Stylizing Gatsby

The Great Gatsby movie trailer is out, and I’m suddenly confused. I thought we were getting a 1920s period film, but apparently not.

Instead it looks like one of those stylized, postmodern films. Which means it has potential to go either way. It’s from the same producers and director as Moulin Rouge! (I hated) and the Romeo + Juliet with Leo DiCaprio and Claire Danes (I loved). Something akin to Sin City, but not quite as aggressively styled as that film.

Interestingly, Baz Luhrmann, the director, directed the eight short films for the Schiaparelli and Prada: Impossible Conversations exhibition at the Met.

To be clear, I can tell from the trailer that these costumes are not period accurate. They all look like contemporary fashion interpreting 1920s Halloween costumes. The hair and makeup look like they’re from the present day. The architecture and interior design look much too contemporary to even pretend to be from the 20s. The colors are a bit too bright and the sparkle is a bit too computer generated.

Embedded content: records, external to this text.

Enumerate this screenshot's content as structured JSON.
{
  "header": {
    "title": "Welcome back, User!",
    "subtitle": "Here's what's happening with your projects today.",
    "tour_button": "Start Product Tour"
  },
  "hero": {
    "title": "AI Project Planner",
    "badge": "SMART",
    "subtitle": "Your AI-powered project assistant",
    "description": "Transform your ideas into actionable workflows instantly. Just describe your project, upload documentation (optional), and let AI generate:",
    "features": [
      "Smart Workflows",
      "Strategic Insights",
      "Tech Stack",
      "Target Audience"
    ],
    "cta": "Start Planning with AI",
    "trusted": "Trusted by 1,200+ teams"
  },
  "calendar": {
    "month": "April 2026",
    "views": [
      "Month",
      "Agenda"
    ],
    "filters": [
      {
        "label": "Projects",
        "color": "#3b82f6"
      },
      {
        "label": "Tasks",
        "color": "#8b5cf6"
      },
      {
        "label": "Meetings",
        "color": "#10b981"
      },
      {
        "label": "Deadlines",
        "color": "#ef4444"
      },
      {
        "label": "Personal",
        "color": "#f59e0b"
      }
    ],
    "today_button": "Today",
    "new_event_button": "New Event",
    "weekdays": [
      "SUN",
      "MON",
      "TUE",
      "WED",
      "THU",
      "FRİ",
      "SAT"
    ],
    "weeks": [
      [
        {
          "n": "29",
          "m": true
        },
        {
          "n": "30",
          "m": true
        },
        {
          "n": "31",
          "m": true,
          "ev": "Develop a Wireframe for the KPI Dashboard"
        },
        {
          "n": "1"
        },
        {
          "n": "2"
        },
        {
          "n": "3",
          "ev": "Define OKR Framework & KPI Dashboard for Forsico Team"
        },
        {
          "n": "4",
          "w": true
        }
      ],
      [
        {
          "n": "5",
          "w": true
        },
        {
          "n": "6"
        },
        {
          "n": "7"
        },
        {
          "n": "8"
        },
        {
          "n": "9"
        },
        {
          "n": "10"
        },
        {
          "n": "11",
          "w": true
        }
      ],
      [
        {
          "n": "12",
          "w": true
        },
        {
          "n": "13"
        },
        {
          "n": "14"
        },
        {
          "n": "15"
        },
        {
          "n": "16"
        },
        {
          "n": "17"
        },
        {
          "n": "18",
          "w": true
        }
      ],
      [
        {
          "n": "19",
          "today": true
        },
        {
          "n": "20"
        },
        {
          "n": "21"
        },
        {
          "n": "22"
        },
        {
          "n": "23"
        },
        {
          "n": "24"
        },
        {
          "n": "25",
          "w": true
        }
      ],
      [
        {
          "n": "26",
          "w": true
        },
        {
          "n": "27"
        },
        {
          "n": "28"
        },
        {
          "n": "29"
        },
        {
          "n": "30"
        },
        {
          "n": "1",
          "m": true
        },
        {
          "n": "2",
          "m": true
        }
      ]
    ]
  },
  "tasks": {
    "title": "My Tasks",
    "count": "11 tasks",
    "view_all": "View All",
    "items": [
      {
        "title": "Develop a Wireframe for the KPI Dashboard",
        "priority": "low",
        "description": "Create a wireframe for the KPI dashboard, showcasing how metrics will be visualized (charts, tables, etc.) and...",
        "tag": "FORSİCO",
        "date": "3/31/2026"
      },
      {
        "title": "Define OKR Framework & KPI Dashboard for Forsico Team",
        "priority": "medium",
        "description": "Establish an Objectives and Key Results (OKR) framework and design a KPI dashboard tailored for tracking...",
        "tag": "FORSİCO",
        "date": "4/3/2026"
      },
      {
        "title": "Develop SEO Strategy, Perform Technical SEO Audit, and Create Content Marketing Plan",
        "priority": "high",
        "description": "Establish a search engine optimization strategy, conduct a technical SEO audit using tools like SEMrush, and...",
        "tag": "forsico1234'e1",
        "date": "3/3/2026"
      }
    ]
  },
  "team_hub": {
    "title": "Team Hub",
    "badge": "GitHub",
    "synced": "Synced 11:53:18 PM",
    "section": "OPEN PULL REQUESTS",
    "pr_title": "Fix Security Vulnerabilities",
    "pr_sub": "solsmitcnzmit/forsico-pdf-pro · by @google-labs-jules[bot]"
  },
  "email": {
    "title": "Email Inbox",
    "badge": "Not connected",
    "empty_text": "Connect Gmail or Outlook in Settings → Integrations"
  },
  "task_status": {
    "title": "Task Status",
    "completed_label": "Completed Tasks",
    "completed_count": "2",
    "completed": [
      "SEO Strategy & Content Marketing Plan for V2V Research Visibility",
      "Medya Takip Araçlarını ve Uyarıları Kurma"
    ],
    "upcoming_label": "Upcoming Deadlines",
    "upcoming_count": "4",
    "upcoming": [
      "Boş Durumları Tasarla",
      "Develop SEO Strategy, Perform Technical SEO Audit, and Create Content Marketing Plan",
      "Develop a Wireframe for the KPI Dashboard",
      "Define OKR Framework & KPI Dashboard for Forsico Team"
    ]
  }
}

As for the acting, I’m a bit let down by this first look. I imagined Leo with prohibition-like swagger, but I don’t see that here. And Carey Mulligan as Daisy Buchanan seemed like good casting to me, but she doesn’t seem to have to mastered Daisy’s charms. Hopefully it’s just that this trailer doesn’t capture the actors fully realizing their roles, instead of disappointing performances.

I think I could wrap my head around this version of The Great Gatsby if the film never came right out and said “this is the 1920s.” If they just pretend it’s a roaring ambiguous-moment-in-time-that-never-happened, it might work. But in the trailer’s opening seconds the voiceover tells us it’s 1922. Ugh.

So what do you think? Do you like postmodern film that mashes up time periods and styles for effect? Or do you think classics should stay true to their origin?

Rodarte on Stage

The Mulleavy sisters of Rodarte are trying their hand at costume design again, this time on the stage. Kate and Laura Mulleavy designed costumes for Mozart’s opera Don Giovanni performed by the L.A. Philharmonic. The show opens May 18 at the Walt Disney Concert Hall and features 20 costumes by the duo, including gowns and menswear.

This project comes after the controversy that surrounded credits for the film Black Swan. Kate and Laura created seven ballet costumes for the movie. After the release of Black Swan, reports about how many costumes they actually designed were exaggerated, and head costume designer Amy Wescott was vilified by the fashion media and in quotes from Kate and Laura. It was disappointing to read the contrived drama about what should have been a successful and celebrated collaboration. Hopefully this time around there won’t be any controversy as the Mulleavy sisters don’t have to share credit for their costume designs for the opera.

I have mixed feelings about Rodarte. The sisters’ designs have evolved toward sophistication, and their construction techniques have improved over time. They have an avant-garde aesthetic. They find inspiration and beauty everywhere, especially in untraditional places. This has gotten the Mulleavys into trouble in the past though — a beauty collaboration with MAC based on Mexico’s colors and culture was called “tasteless,” and their fall 2012 collection was accused of being offensive and insensitive because of its appropriation of Australian aboriginal designs. There is a long traditional of avant-garde fashion designers working in costume design on the stage, so it’s nice to see Rodarte carrying on that torch.

No matter what the Mulleavy sisters do in the future, I’m sure they will stay in the headlines.

Not Your Average Ballet

I am swooning hard over the avant-garde costumes designed by Gareth Pugh for the ballet production Carbon Life.

The ballet premiered last week at the Royal Opera House in London. It was choreographed by Wayne McGregor, resident choreographer of the Royal Ballet, and scored by Mark Ronson.

I really wish I could see this creation. Oh fairy god mother, plane tickets to London please?

Exhibition File – Art of Motion Picture Costume Design

If you will be in Los Angeles this month, don’t miss the “Art of Motion Picture Costume Design” at the Fashion Institute of Design and Merchandising Museum and Galleries. The exhibition features more than 100 costumes from 20 films released in 2011. The show closes on April 28, so don’t wait!